Deprem oldu hemen olay yerine koştuk. Aile
fertlerini kaybeden, evi yıkılan, çalışma arkadaşlarını kaybeden hekimler dahi
afet alanından ayrılmadı ve bir kişi daha yaşatabilmek için mücadele ettik.
Depremde kaybettiğimiz her hastayla beraber bizim de bir parçamız öldü. Halen
her gözümüzü kapattığımızda soğuktan buz kesmiş ellerini tutuyor, her aklımıza
geldiğinde gözyaşı döküyoruz. Ama yaşam alanlarını kaybeden insanlarımızın
yanındayız ve onları hiçbir zaman yalnız bırakmayacağız.
Bugün 17 Nisan; Dr. Ersin Arslan’ın 17 Nisan
2012 yılında görevi başındayken hastanesinde öldürülmesinin üzerinden tam 11
yıl geçti; ama ne yazık ki sağlıkta şiddet sorunu hala çözülmüş değil; tam
tersine tırmanarak devam etti, ediyor. Türk Tabipleri Birliği olarak 2016
yılından beri her 17 Nisanda, “Sağlıkta Şiddetle Mücadele Günü”nde
meslektaşımızı anarken, şiddetin nedenlerini sorgulamaya, şiddeti ortadan
kaldıracak sağlık politikalarını dile getirmeye ve bu politikaların hayata
geçirilmesi için mücadeleye devam ediyoruz.
Güvencesiz, esnek çalışma koşullarıyla
güvenli ve sağlam olmayan binalarda sağlık hizmetinin verilemeyeceğini yine en
son deprem bize gösterdi. Keza alınamayan randevular, alınsa bile 5 dakikaya
sığdırılmaya çalışılan muayenelerle verilemeyen sağlık hizmeti, yok sayılan
sağlık hakkı, iyileşemeyen hastalıklar, yapılamayan ameliyatlar, mesleki
özerkliğe yapılan müdahaleler, hekimlerde ve sağlık emekçilerinde tükenmişliği,
toplumun sağlığını bozdu. Sağlığımızı bozan, bizi yok sayan, tüketen,
değersizleştiren sağlık politikaları şiddeti körükledi.

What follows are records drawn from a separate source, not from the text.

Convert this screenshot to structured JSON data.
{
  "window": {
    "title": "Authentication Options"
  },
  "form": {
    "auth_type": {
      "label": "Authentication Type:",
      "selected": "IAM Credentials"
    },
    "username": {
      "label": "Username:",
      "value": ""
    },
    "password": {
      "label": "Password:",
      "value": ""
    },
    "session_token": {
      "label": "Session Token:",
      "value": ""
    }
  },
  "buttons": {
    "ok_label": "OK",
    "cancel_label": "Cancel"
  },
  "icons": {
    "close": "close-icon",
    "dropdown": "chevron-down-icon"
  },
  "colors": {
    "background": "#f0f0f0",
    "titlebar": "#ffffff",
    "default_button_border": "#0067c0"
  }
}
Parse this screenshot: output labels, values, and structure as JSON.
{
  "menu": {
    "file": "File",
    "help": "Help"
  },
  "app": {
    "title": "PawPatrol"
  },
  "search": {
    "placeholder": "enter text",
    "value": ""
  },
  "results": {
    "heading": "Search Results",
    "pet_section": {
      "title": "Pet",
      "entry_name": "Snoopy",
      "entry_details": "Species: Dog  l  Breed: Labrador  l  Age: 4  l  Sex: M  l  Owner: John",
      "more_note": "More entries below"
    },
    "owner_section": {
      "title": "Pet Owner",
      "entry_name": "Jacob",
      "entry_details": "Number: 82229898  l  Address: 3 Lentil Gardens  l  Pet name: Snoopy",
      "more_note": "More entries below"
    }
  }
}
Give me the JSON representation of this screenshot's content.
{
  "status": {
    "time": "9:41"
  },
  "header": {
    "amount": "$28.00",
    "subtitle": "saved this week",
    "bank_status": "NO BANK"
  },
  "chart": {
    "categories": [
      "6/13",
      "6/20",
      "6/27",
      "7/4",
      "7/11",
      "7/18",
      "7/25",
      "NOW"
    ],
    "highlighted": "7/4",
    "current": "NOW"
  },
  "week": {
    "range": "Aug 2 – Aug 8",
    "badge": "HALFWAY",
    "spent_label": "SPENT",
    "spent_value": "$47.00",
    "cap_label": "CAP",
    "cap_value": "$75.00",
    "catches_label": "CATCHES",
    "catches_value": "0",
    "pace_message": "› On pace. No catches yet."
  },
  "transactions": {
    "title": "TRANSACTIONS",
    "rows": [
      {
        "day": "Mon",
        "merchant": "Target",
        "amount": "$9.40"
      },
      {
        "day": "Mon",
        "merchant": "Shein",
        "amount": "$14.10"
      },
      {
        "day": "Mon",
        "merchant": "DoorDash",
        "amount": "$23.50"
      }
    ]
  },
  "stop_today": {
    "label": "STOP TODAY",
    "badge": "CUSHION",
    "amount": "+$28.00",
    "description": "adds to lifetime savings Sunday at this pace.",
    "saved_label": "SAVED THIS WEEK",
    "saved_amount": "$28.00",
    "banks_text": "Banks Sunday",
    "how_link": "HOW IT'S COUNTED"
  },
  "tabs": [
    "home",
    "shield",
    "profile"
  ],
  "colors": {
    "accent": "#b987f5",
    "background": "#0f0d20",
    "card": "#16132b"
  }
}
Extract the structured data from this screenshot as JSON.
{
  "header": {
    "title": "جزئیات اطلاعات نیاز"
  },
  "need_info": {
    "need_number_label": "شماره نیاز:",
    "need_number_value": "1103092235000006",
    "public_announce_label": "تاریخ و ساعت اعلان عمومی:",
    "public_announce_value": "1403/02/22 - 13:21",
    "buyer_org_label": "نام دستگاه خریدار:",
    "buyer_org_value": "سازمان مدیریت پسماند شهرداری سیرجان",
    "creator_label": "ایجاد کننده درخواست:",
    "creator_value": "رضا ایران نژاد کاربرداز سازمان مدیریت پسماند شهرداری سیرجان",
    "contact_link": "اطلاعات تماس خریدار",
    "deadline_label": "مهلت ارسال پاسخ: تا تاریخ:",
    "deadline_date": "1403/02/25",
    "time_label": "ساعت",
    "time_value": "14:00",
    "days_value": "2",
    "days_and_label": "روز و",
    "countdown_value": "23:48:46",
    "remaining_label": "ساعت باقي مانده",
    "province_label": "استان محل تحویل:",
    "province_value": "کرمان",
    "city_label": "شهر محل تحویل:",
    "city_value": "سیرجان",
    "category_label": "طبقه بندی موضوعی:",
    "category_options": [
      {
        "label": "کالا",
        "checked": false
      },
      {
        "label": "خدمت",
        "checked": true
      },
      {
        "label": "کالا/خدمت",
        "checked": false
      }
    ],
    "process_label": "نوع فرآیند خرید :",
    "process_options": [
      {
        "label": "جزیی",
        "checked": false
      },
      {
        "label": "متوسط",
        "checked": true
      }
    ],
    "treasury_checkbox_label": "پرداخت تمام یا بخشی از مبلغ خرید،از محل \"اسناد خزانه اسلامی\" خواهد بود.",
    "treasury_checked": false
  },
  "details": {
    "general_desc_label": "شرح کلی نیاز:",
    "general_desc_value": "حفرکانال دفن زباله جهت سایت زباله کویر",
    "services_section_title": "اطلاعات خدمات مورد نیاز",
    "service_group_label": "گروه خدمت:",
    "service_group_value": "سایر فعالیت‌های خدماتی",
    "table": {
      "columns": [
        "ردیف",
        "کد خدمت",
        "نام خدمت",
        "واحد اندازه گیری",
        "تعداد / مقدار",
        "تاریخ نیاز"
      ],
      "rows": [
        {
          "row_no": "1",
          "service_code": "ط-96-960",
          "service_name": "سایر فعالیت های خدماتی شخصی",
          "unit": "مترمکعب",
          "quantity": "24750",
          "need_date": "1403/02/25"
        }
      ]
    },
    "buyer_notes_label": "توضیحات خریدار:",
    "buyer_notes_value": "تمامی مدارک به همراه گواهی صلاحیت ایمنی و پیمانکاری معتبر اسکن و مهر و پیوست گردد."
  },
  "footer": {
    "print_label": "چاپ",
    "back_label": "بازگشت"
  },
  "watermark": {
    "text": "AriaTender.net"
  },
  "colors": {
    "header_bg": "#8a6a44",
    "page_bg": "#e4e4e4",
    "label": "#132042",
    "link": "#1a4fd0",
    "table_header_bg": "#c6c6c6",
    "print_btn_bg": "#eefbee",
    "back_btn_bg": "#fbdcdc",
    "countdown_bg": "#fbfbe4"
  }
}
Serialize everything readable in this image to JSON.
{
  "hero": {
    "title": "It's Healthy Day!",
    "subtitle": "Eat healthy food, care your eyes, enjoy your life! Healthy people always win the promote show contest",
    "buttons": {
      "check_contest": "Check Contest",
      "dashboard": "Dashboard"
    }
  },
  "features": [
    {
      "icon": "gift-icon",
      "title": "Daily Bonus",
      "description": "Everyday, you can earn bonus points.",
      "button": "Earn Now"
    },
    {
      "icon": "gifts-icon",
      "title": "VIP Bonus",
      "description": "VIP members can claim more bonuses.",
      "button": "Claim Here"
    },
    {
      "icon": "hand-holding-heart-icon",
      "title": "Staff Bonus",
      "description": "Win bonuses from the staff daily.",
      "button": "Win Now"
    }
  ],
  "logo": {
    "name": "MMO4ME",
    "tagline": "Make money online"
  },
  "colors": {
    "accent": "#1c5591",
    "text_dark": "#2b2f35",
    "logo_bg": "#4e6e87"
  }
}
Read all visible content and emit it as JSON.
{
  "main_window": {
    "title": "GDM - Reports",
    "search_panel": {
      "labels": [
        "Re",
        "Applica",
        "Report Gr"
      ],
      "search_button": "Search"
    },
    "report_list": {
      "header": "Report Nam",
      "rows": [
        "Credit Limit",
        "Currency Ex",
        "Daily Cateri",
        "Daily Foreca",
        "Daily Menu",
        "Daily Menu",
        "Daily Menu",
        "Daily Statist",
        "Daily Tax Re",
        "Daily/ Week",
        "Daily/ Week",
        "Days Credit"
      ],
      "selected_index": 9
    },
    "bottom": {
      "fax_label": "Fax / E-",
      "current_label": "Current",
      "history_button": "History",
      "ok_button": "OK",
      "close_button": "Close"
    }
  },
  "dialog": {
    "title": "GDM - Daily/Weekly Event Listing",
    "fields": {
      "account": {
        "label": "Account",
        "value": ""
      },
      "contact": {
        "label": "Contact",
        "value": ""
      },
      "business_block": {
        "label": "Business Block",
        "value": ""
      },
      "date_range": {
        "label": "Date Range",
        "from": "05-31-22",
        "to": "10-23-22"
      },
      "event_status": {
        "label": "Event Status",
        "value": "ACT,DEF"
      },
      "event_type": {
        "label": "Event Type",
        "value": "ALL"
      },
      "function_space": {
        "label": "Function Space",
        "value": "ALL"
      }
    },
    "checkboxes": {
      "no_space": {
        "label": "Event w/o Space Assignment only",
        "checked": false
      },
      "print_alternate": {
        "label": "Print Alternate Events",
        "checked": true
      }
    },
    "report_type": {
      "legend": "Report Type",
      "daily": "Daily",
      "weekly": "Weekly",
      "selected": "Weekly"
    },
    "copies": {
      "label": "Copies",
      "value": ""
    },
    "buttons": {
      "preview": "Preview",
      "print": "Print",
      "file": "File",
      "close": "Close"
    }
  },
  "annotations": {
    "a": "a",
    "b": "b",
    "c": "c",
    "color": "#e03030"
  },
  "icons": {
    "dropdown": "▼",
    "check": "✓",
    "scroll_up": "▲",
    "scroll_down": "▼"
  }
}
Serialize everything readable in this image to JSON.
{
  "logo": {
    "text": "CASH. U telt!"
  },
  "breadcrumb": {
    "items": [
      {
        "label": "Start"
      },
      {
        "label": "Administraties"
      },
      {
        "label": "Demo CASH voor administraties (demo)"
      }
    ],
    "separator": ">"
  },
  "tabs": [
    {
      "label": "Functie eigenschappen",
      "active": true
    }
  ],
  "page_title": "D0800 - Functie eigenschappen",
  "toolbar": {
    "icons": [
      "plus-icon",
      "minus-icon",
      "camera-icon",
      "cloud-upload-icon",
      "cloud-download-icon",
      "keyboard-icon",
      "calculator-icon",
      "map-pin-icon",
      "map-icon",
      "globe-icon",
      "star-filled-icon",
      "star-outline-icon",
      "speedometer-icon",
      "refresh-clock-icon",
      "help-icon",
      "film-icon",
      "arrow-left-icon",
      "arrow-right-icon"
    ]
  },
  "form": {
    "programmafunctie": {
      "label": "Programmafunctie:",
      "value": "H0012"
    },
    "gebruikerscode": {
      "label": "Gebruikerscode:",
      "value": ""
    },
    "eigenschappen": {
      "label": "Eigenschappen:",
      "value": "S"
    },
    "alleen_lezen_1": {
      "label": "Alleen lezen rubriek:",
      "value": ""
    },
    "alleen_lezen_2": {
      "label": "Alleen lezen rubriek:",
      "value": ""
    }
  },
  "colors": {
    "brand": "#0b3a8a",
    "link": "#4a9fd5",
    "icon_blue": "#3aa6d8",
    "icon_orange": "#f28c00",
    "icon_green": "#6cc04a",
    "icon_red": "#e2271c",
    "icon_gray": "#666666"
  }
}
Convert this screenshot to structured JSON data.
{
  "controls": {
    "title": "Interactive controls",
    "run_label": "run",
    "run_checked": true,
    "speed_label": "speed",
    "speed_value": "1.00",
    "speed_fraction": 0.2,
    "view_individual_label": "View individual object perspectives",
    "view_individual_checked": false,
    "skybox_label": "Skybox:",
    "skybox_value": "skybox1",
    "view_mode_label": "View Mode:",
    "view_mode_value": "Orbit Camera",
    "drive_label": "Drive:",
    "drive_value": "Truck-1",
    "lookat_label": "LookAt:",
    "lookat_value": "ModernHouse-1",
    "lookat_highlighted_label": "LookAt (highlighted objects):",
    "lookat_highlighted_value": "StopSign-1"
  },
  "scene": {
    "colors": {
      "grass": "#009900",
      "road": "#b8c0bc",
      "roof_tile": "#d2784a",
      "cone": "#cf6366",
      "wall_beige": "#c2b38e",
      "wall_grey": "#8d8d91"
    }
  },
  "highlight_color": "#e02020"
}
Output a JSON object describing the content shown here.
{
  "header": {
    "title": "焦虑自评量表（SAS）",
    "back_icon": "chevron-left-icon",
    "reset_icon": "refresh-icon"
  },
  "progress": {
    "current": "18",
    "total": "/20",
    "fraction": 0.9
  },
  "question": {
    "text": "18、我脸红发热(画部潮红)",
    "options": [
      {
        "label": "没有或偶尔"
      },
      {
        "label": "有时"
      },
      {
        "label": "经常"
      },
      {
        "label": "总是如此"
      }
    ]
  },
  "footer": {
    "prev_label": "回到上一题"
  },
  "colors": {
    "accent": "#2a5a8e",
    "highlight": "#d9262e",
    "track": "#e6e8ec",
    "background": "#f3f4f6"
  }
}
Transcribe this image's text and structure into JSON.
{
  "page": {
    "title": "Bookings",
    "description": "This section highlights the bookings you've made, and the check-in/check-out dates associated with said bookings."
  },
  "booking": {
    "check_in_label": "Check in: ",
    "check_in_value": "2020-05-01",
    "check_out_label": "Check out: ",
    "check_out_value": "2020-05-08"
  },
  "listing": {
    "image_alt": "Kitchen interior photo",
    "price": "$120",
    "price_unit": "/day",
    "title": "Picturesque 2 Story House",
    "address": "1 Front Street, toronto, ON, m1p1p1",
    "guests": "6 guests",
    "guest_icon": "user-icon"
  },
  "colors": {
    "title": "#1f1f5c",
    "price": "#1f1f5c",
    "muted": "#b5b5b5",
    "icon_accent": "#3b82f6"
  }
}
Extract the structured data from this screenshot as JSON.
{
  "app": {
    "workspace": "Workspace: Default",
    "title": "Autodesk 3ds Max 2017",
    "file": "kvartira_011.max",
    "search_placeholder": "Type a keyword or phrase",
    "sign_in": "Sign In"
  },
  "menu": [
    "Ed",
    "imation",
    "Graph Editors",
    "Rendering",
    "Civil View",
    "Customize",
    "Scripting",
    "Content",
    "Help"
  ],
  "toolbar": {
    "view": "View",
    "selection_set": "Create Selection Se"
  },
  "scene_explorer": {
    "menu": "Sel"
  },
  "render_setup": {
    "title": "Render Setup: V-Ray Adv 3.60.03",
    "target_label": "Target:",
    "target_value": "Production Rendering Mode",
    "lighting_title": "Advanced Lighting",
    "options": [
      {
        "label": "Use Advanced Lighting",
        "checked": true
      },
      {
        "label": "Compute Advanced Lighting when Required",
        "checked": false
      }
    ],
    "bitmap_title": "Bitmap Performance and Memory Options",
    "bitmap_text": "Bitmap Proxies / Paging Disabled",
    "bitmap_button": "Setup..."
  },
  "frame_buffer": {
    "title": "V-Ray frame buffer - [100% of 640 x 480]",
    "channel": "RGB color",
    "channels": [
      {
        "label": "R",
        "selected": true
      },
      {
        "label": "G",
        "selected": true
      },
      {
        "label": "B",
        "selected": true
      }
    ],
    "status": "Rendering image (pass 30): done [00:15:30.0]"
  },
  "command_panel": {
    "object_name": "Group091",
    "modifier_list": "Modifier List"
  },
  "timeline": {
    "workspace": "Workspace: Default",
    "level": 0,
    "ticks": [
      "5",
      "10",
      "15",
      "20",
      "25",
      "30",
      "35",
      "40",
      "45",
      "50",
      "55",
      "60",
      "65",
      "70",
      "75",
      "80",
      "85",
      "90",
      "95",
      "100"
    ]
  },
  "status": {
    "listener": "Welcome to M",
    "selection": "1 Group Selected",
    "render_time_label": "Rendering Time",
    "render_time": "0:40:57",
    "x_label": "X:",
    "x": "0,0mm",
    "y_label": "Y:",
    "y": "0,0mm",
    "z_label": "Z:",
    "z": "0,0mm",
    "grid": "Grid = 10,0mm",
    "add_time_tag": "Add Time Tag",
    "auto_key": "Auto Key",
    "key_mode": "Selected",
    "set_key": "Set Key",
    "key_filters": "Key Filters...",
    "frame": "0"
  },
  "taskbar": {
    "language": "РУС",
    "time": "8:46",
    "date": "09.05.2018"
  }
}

Yıllardır toplumun her kesimine, her yaşam
alanına, kadınına, çocuğuna artarak yönelen şiddetten sağlık çalışanları da
nasibini aldı. O nedenle TTB olarak bizler şiddetle mücadeleyi her alanda
sürdürüyoruz.
Yaşamı ve yaşatmayı kendine şiar edinmiş bir
mesleğin mensupları olarak sağlıkta şiddete karşı her yönüyle mücadelemiz devam
edecek; çünkü biz hekimler, şifa dağıtmaya çalışırken ölmek istemiyoruz”.